I was horribly sick with the flu recently, and whilst I was bed ridden, bingeing episodes of Black Mirror like no tomorrow, I could not switch off my brain and rest. I was plagued with the thoughts of all the things I had to do, all the things I wanted to do and I thus - I kept subconsciously working. I was unwell for sixteen days, and I suppose the reason it took so long to feel better is because mentally, I was exhausted and it cried out from my body. I realised I had run myself into the ground, because my body was wishing for help and rest. I don’t always get that physical warning, which is scary as I am just poising myself for a breakdown.

Having bipolar disorder, I have experienced the red-bullish, sleepless nightmare that is mania and the ‘busy thoughts’ really do not compare. However, running yourself into exhaustion is always bad news – you create the perfect breeding ground for your unattended problems, and your once small issues will surface like vermin when you are drained. I know my illness well enough now to realise that if I take on too much and become stressed, I am tempting a bipolar episode, so realistically – with my recent bout of flu – I have to thank my body for reminding me of the importance of rest.
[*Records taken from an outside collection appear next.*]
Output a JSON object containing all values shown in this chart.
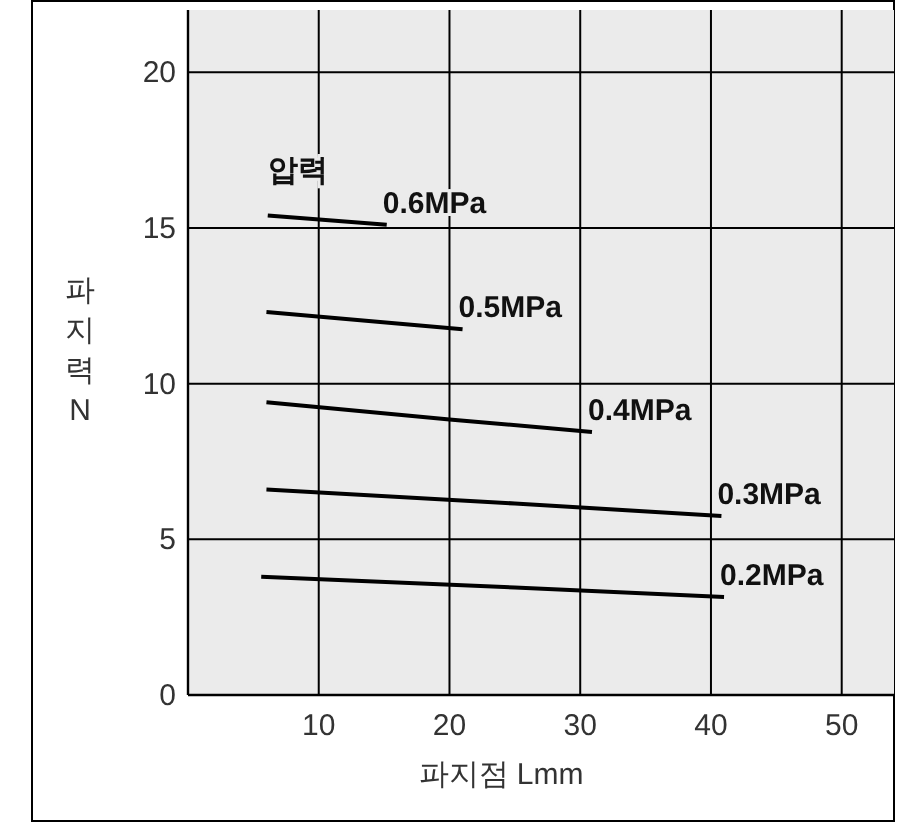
{
  "chart_data": {
    "type": "line",
    "xlabel": "파지점 Lmm",
    "ylabel": "파지력 N",
    "legend_title": "압력",
    "xlim": [
      0,
      54
    ],
    "ylim": [
      0,
      22
    ],
    "xticks": [
      10,
      20,
      30,
      40,
      50
    ],
    "yticks": [
      0,
      5,
      10,
      15,
      20
    ],
    "grid": true,
    "marker": "none",
    "line_style": "solid",
    "series": [
      {
        "name": "0.6MPa",
        "color": "#000000",
        "x": [
          6.1,
          15.2
        ],
        "values": [
          15.4,
          15.1
        ]
      },
      {
        "name": "0.5MPa",
        "color": "#000000",
        "x": [
          6,
          21
        ],
        "values": [
          12.3,
          11.75
        ]
      },
      {
        "name": "0.4MPa",
        "color": "#000000",
        "x": [
          6,
          20,
          30.9
        ],
        "values": [
          9.4,
          8.85,
          8.45
        ]
      },
      {
        "name": "0.3MPa",
        "color": "#000000",
        "x": [
          6,
          25,
          40.8
        ],
        "values": [
          6.6,
          6.15,
          5.75
        ]
      },
      {
        "name": "0.2MPa",
        "color": "#000000",
        "x": [
          5.6,
          25,
          41
        ],
        "values": [
          3.8,
          3.45,
          3.15
        ]
      }
    ]
  }
}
After taking some time off over Christmas, I feel energised and ready to conquer the world again. Nonetheless, this time – I’m going to reawaken my professional nap artist alter ego from time to time, because it really is exhausting work being exhausted.

Don’t be afraid to take a break to recharge your batteries, it doesn’t mean you’re lazy or wasting time – it honestly just shows that you’re mature enough to seek out balance in your life, giving both your mind and body a little TLC. Set aside a moment, even a day in your calendar, to have no plans and just rest. It’s small, but it’s life changing.